Hürthle Cell Carcinoma of the Thyroid Is Dependent on Aerobic Fermentation
Hürthle cell carcinoma of the thyroid (HTC) is enriched in somatic mitochondrial DNA mutations that impact complex I of the electron transport chain (ETC), but their effects on cellular metabolism are incompletely characterized. Frank and colleagues showed that these mitochondrial DNA–encoded defects in complex I of the mitochondrial ETC in HTC lead to impaired respiration and altered glucose metabolism. In complex I–mutant HTC cells, glycolytic enzymes are essential and small-molecule inhibition of lactate dehydrogenase leads to selective induction of ATP crisis and cell death, suggesting that aerobic fermentation is a therapeutic target in HTC as well as other cancers with genetically encoded ETC defects.
Hürthle Cell Thyroid Carcinoma Is Vulnerable to Ferroptosis
Previous studies have shown that loss-of-function mutations in complex I genes of the mitochondrial DNA are a defining genetic alteration in oncocytic (Hürthle cell) carcinoma of the thyroid (HCC), but how loss of complex I promotes its tumorigenesis is not yet understood. Gopal, Vantaku, and colleagues sought to systematically define the molecular alterations in HCC as well as identify dependencies in HCC tumors and showed that loss of complex I confers a sensitivity to GPX4 activity loss, which is a critical defense against lipid peroxides and ferroptosis. Moreover, rescue of complex I redox activity diminished sensitivity to ferroptosis, suggesting that lipid peroxide stress is a vulnerability in HCC.
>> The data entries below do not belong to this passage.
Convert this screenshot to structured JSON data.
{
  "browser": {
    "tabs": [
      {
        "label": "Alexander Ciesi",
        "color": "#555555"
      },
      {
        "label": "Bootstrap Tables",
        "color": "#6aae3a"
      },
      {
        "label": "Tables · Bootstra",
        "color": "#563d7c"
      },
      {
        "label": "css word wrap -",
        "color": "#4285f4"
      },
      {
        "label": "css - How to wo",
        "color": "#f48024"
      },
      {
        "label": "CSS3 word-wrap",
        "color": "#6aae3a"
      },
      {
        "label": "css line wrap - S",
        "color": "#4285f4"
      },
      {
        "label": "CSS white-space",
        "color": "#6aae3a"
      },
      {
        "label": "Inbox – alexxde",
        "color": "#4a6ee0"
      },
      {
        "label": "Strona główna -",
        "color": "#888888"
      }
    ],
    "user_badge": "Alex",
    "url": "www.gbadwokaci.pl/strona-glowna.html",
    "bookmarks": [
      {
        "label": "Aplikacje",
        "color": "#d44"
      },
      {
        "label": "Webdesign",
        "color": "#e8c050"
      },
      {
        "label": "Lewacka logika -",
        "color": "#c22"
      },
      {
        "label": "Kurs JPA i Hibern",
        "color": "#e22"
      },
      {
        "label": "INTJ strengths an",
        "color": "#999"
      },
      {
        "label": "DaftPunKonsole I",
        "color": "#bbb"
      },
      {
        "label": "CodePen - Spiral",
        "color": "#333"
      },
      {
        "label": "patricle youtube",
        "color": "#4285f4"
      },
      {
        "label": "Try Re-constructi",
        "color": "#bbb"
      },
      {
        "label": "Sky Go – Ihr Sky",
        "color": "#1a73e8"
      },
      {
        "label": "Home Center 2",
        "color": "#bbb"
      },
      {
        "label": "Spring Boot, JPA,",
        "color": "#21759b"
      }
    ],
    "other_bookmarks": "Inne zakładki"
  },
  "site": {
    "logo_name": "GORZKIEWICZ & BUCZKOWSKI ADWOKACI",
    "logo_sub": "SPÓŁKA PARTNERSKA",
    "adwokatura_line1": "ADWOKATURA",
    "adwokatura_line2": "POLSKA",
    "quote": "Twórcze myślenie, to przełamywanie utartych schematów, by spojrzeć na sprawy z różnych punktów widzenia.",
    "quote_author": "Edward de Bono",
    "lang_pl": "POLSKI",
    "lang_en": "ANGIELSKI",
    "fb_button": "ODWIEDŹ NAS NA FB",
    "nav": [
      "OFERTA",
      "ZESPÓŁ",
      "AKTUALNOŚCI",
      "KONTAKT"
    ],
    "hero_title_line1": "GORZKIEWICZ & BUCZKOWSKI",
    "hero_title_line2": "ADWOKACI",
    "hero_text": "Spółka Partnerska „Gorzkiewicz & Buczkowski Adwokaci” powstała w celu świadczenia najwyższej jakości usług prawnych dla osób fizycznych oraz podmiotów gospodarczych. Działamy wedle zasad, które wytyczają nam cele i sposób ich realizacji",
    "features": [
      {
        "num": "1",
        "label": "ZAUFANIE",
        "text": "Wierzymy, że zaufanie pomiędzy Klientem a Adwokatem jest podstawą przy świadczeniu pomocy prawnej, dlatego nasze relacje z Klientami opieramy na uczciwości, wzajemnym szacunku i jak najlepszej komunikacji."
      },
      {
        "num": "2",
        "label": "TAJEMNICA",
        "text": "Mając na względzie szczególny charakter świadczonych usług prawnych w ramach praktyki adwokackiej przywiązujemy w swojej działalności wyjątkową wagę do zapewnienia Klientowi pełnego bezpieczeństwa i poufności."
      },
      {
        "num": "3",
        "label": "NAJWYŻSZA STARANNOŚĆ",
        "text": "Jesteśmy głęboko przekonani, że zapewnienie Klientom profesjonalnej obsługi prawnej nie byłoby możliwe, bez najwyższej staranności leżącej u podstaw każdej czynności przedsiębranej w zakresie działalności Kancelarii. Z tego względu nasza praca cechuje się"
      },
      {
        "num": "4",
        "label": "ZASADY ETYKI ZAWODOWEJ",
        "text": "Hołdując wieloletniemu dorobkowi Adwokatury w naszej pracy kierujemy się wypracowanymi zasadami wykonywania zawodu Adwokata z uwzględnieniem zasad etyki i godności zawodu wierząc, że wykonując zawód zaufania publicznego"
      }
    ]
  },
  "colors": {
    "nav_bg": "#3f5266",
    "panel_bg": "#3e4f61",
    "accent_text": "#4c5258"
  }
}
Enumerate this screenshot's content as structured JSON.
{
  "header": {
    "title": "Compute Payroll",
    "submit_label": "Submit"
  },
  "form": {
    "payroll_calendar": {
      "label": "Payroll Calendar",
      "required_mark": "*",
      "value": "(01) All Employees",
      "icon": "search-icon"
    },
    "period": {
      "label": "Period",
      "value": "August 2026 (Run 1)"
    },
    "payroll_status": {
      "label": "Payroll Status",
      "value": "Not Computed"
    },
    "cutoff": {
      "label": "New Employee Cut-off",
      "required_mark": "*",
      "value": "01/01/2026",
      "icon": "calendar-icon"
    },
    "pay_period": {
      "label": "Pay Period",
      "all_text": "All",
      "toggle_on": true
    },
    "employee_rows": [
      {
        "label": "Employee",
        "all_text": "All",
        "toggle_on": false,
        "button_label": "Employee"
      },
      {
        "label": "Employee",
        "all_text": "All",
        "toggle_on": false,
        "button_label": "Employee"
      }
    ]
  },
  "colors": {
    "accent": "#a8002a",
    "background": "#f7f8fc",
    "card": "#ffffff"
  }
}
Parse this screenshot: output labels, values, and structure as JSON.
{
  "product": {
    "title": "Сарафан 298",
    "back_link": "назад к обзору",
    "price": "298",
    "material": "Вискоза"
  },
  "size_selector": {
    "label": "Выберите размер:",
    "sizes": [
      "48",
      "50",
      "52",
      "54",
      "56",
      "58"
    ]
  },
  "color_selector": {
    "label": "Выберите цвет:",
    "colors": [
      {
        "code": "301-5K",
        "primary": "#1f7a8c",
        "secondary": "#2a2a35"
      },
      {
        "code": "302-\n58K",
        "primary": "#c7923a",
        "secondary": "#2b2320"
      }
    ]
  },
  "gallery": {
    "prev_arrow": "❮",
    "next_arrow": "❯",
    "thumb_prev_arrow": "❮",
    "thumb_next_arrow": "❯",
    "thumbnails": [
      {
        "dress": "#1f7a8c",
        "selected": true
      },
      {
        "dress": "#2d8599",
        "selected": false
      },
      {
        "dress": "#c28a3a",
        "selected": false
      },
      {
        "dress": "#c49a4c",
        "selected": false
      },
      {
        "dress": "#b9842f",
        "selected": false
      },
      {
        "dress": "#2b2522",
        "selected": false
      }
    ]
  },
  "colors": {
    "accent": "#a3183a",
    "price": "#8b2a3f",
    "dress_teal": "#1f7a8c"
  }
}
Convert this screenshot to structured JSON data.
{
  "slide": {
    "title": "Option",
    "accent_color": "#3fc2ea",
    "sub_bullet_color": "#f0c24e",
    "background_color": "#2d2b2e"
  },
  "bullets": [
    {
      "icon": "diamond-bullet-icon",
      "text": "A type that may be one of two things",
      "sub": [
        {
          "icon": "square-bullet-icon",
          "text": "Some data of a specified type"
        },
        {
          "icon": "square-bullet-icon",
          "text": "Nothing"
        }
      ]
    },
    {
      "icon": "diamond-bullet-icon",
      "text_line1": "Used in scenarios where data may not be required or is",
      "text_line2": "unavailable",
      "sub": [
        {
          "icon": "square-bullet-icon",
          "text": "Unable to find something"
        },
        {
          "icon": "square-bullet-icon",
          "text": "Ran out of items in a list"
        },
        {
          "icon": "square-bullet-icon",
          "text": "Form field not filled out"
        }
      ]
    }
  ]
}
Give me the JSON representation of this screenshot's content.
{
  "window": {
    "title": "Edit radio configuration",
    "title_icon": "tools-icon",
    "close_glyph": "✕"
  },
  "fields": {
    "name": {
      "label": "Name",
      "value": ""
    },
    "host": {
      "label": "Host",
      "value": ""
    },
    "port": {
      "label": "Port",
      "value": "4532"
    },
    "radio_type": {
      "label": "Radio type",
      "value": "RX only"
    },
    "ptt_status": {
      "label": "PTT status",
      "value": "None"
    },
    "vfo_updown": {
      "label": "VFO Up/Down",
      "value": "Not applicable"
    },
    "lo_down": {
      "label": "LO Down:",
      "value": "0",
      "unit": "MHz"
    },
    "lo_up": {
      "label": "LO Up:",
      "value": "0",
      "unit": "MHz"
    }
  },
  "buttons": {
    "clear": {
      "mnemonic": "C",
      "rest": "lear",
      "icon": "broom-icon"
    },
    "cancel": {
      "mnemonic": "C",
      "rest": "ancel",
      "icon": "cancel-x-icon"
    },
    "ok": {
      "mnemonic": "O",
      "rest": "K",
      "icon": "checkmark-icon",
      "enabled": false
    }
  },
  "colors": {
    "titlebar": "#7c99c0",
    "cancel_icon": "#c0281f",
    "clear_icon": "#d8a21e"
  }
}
IL3 Receptor Stoichiometry Regulates Leukemia Stem Cell Signaling and Fate
The pleiotropic mechanisms whereby single cytokines control diverse fate outcomes, including the balance between stemness and differentiation in cancer stem cells, are unknown. Kan, Dhagat, Kaufmann, Hercus, and colleagues employed crystallographic, functional, proteomic, and transcriptomic approaches to show that the structure of the multipotent growth factor IL3 receptor demonstrates two distinct stoichiometric forms, hexamers and dodecamers, and that these are differentially expressed on individual cell types making up the acute myeloid leukemia hierarchy. IL3 receptor hexamers are preferentially expressed on leukemia stem cells, leading to biased activation of signaling and transcriptomic programs that maintain their stemness properties.